Black Mass

Directed by: Scott Cooper

Black Mass (2015) - IMDb

The much anticipated crime picture, Black Mass, has been a mild hit for the critics and a tepid winner at the box office. As Matt Neal of The Standard put it: “…given Depp’s performance, and the high-caliber cast around him, it’s disappointing Black Mass isn’t better.” Talk about damned by faint praise. And this review is rated “Fresh” by rottentomatoes.com. Just think what the “rotten” reviews say…

Black Mass is exactly that: a good, solid criminal drama but nothing to write home about. The odd thing is that when one breaks it down, there are many pluses and few minuses. So what makes the film so disappointing?

I’ll give my answer in a moment, but first let’s catalogue some of the positive elements of the film. The acting is first rate. Johnny Depp, finally playing a “real character” and not someone wearing a silly hat or who has scissors for hands, portrays the famous gangster Whitey Bulger, ruler of South Boston for decades because of a deal he made with FBI agent John Connolly to trap the Sicilian mafia intruding on his turf. The deal, however, gave Bulger free reign to control all the illegal traffic in his territory without consequence. Bulger was supposed to abstain from killing anyone and from selling drugs. Good luck.
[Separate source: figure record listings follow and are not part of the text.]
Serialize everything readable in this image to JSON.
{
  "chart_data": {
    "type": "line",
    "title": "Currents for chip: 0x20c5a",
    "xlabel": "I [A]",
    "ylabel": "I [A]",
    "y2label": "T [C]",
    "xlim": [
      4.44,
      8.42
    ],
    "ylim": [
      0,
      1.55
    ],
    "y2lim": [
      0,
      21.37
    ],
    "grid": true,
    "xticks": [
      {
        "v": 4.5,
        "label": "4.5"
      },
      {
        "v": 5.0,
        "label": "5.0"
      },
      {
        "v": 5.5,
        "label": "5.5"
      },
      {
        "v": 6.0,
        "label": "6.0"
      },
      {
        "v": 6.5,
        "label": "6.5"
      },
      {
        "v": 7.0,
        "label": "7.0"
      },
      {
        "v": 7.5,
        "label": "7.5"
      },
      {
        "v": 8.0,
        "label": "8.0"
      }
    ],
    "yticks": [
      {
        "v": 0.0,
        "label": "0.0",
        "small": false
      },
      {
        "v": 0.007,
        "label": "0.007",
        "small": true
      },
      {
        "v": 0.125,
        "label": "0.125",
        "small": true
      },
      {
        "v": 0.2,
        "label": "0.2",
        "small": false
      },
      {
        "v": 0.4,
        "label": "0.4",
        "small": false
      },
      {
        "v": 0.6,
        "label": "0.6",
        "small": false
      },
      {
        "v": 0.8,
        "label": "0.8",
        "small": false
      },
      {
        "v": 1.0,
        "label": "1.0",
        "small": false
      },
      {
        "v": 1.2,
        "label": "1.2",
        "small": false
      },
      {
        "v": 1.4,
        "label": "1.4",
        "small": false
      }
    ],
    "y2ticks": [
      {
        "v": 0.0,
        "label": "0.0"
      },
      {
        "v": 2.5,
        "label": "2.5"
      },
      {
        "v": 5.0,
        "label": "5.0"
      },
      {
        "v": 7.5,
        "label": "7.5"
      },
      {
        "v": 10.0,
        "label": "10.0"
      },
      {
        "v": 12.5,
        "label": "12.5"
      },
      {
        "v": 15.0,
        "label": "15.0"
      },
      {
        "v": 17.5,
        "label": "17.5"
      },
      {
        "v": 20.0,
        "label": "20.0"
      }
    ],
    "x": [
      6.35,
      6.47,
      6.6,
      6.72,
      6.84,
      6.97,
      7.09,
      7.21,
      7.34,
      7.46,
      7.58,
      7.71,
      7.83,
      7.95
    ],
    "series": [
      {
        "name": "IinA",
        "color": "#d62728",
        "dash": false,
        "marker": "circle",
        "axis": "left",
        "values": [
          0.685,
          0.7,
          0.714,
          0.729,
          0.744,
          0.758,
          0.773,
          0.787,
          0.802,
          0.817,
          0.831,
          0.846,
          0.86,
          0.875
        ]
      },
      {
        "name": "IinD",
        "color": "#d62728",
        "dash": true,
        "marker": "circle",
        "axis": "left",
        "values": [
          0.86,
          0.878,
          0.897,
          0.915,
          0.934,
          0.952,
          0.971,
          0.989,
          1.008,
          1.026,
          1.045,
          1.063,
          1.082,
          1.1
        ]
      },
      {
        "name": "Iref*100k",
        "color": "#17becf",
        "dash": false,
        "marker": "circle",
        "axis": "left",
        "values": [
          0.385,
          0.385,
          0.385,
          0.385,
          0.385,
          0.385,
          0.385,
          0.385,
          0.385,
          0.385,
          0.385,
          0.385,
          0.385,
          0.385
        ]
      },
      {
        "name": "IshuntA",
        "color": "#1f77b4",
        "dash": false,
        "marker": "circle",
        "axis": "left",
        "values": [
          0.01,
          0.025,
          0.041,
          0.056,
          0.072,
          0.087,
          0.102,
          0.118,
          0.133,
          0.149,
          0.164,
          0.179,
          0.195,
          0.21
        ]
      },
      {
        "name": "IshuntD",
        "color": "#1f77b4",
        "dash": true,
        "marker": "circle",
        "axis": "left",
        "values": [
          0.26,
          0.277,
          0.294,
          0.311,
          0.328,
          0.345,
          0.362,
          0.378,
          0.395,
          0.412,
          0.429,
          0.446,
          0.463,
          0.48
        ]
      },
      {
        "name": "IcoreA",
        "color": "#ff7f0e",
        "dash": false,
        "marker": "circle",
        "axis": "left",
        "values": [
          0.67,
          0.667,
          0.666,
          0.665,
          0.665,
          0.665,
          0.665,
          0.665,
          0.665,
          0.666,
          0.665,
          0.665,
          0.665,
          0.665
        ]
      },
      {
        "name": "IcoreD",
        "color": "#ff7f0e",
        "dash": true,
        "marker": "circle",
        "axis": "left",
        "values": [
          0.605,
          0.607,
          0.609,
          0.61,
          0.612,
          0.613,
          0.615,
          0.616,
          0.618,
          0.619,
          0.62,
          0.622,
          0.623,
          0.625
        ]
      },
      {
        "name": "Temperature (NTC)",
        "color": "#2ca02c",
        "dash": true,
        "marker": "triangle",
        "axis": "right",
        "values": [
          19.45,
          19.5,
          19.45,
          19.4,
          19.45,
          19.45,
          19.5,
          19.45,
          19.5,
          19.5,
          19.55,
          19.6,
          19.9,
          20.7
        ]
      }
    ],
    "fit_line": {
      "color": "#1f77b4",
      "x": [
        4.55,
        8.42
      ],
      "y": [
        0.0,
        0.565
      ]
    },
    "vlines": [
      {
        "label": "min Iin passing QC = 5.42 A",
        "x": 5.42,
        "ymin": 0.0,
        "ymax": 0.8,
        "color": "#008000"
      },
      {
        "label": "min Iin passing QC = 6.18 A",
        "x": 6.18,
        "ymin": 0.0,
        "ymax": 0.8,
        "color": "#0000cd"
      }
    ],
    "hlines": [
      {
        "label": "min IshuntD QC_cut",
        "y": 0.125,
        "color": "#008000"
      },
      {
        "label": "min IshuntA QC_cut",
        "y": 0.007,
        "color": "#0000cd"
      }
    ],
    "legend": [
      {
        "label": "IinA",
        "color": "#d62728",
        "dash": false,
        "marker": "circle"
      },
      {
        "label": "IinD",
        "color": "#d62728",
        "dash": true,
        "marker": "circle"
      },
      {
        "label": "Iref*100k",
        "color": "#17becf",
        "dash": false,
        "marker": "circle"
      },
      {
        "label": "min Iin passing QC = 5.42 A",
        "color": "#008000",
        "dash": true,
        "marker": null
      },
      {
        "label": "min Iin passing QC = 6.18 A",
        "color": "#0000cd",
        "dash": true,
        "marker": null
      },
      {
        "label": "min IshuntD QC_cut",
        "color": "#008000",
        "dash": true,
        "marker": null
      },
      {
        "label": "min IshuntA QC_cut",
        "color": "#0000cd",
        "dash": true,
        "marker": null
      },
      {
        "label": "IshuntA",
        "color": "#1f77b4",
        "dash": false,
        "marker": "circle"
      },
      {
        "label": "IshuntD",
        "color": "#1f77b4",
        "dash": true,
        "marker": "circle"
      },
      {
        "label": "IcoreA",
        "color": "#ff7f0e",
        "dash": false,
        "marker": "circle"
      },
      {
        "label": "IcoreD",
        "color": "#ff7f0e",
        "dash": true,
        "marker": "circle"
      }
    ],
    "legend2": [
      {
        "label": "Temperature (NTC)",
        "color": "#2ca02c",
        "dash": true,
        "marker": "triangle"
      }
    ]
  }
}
The superb Australian actor Joel Edgerton (The Great GatsbyThe Gift), playing Connolly is perhaps not as good as he is in other films. The part is difficult, and the balance he tries to give to Connolly of braggadocio, yet sympathy plays out well enough. One could blame the writing for the scenes Edgerton overplays, but in any case, the performance does not sink the film and adds much to it. The rest of the supporting cast, including Benedict Cumberbatch, Dakota Johnson, Peter Sarsgaard, Kevin Bacon and on and on, are well-cast and contribute to the film in just the way they should. No scene-stealers here. A good example is Julianna Nicholson, who, in a chilling scene with Depp, could have gotten all breathless and sexual, but instead plays the fear she has of him perfectly and allows the sexual undertone to be where it should be in the darker shadows of the scene’s themes.

All the production elements are expertly handled. The streets of South Boston from that era are presented in just the grimy, sloppy way they were. I lived in Boston at the time Whitey Bulger was loose and in charge, and the set design and location and costuming design as well as the lighting during both day and night made the film’s scenes indistinguishable from how that environment really was.

It is hard to say why the movie fails, but I think one must lay the fault at the feet of the script and the director Scott Cooper (Crazy HeartOut of the Furnace). Mass just does not have an arc like it should. One thing happens after another with no apparent fear or tension developed toward an overall purpose or end point. The movie is violent and there are a few mild points of concern for the viewer, but nothing ever happens that is unexpected or strongly evocative of the fear one should have watching a movie like this. Black Mass feels more like a history lesson than a crime picture. The viewer is comfortably distanced from the murder and the mayhem, and that should never be. A gangster movie should make one afraid that “this could happen in my town”. Black Mass only makes you feel that this could happen in Boston.

If you want a movie about the crime scene of Boston that scares you, rent Martin Scorsese’s Academy Award winner The Departed. While it’s not a perfect picture either, one only need compare it to Black Mass to see how good it is.